Hacker News new | ask | show | jobs
by jltsiren 928 days ago
I'm not sure what you mean by datacenter workloads.

The work I do could be called data science and data engineering. Outside some fairly trivial (or highly optimized) sequential processing, the CPU just isn't fast enough to saturate memory bandwidth. For anything more complex, the data you want to load is either in cache (and bandwidth doesn't matter) or it isn't (and you probably care more about latency).

2 comments

I had these two dual-18-core xeon web servers with seemingly identical hardware and software setup but one was doing 1100 req/s and the other 500-600.

After some digging, I've realized that one had 8x8GB ram modules and the slower one had 2x32GB.

I did some benchmarking then and found that it really depends on the workload.

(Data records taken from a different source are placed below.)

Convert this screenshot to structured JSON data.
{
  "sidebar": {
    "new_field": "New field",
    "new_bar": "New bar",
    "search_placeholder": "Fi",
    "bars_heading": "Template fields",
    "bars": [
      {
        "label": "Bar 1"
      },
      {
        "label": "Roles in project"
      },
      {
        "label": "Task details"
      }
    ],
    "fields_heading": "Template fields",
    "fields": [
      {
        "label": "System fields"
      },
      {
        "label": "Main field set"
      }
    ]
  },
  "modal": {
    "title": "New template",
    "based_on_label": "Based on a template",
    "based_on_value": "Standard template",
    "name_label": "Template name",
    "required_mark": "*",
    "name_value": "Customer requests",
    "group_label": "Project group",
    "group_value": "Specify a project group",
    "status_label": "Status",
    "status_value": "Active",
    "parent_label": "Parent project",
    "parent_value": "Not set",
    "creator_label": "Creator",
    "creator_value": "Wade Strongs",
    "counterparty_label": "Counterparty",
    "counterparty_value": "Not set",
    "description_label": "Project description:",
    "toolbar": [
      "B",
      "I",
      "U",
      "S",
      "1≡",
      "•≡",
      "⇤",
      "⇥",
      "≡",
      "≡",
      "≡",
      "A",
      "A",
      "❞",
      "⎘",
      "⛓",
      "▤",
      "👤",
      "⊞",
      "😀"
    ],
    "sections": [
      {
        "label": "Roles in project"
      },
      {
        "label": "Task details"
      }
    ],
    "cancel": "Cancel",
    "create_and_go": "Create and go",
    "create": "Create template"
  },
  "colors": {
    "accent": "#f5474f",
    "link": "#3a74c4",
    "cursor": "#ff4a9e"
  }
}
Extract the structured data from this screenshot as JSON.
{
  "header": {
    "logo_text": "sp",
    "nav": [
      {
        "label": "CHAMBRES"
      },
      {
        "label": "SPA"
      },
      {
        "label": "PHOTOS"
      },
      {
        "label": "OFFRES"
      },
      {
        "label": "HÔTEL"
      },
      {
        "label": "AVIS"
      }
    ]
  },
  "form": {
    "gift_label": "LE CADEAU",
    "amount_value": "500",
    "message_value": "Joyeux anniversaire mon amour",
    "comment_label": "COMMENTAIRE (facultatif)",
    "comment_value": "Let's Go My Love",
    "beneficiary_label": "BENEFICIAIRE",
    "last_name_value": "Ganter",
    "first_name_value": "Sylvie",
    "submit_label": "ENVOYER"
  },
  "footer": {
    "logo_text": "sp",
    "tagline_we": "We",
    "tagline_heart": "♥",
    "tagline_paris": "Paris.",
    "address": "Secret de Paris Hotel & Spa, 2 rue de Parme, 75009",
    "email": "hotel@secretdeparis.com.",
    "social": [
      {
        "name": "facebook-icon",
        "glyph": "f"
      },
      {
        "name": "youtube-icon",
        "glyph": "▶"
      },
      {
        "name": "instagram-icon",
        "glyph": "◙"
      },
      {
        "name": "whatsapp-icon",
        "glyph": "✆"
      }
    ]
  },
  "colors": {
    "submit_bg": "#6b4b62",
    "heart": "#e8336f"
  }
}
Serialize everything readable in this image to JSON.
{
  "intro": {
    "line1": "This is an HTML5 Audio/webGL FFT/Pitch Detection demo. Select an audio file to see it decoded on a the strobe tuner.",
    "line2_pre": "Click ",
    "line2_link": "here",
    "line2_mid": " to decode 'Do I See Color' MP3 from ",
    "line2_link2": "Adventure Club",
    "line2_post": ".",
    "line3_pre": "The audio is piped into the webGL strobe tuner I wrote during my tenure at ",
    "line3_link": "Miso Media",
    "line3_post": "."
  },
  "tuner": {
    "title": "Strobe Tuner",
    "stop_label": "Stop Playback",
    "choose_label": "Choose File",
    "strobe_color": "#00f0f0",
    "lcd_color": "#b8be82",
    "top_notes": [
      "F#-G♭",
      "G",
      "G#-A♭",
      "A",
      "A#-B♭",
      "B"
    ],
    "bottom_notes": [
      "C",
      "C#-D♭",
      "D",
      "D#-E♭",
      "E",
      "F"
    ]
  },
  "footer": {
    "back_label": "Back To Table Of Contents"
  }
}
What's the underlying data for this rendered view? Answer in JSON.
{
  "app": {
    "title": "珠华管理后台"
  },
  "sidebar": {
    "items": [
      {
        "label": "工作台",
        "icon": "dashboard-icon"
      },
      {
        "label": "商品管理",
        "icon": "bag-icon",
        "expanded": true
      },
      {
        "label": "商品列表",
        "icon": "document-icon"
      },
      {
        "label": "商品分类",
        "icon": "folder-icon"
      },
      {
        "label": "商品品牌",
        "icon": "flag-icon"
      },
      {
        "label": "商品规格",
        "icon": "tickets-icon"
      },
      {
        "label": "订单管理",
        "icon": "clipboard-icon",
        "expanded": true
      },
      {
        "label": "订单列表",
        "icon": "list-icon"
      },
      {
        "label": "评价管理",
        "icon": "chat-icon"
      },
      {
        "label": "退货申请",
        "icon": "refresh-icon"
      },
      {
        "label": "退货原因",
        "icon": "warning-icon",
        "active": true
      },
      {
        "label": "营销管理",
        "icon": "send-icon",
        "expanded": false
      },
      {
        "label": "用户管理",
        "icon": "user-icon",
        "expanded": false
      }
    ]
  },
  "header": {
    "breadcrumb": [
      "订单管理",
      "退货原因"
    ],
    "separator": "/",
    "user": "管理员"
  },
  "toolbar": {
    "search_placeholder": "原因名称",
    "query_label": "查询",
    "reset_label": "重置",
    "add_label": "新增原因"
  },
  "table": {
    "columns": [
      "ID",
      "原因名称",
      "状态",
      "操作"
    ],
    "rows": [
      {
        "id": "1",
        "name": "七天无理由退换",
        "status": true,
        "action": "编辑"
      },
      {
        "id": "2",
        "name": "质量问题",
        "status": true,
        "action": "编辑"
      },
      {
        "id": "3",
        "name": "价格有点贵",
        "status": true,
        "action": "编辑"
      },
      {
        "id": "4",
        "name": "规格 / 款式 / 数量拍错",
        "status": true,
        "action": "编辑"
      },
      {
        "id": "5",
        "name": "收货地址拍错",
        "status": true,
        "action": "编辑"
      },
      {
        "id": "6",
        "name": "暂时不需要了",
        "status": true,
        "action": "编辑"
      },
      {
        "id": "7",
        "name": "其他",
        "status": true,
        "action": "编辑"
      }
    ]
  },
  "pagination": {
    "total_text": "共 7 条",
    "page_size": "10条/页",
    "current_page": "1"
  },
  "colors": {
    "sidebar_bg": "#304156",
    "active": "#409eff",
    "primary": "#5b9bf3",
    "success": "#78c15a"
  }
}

The www app was 50% slower. Memcache 400% slower. Blender 5% slower. File compression 20%. Most single-threaded tasks no difference.

The takeaway was that workloads want some bandwidth per core, and shoving more cores into servers doesn't increase performance once you hit memory bandwidth limits.

This seems very unlikely. The CPU is almost always bottlenecked by memory.
It's usually bottlenecked by memory latency, not bandwidth. People talk about bandwidth, because it's a simple number that keeps growing over time. Latency stays at ~100 ns, because DRAM is not getting any faster. Bandwidth can become a real constraint if your single-threaded code is processing more than a couple of gigabytes per second. But it usually takes a lot of micro-optimization to do anything meaningful at such speeds.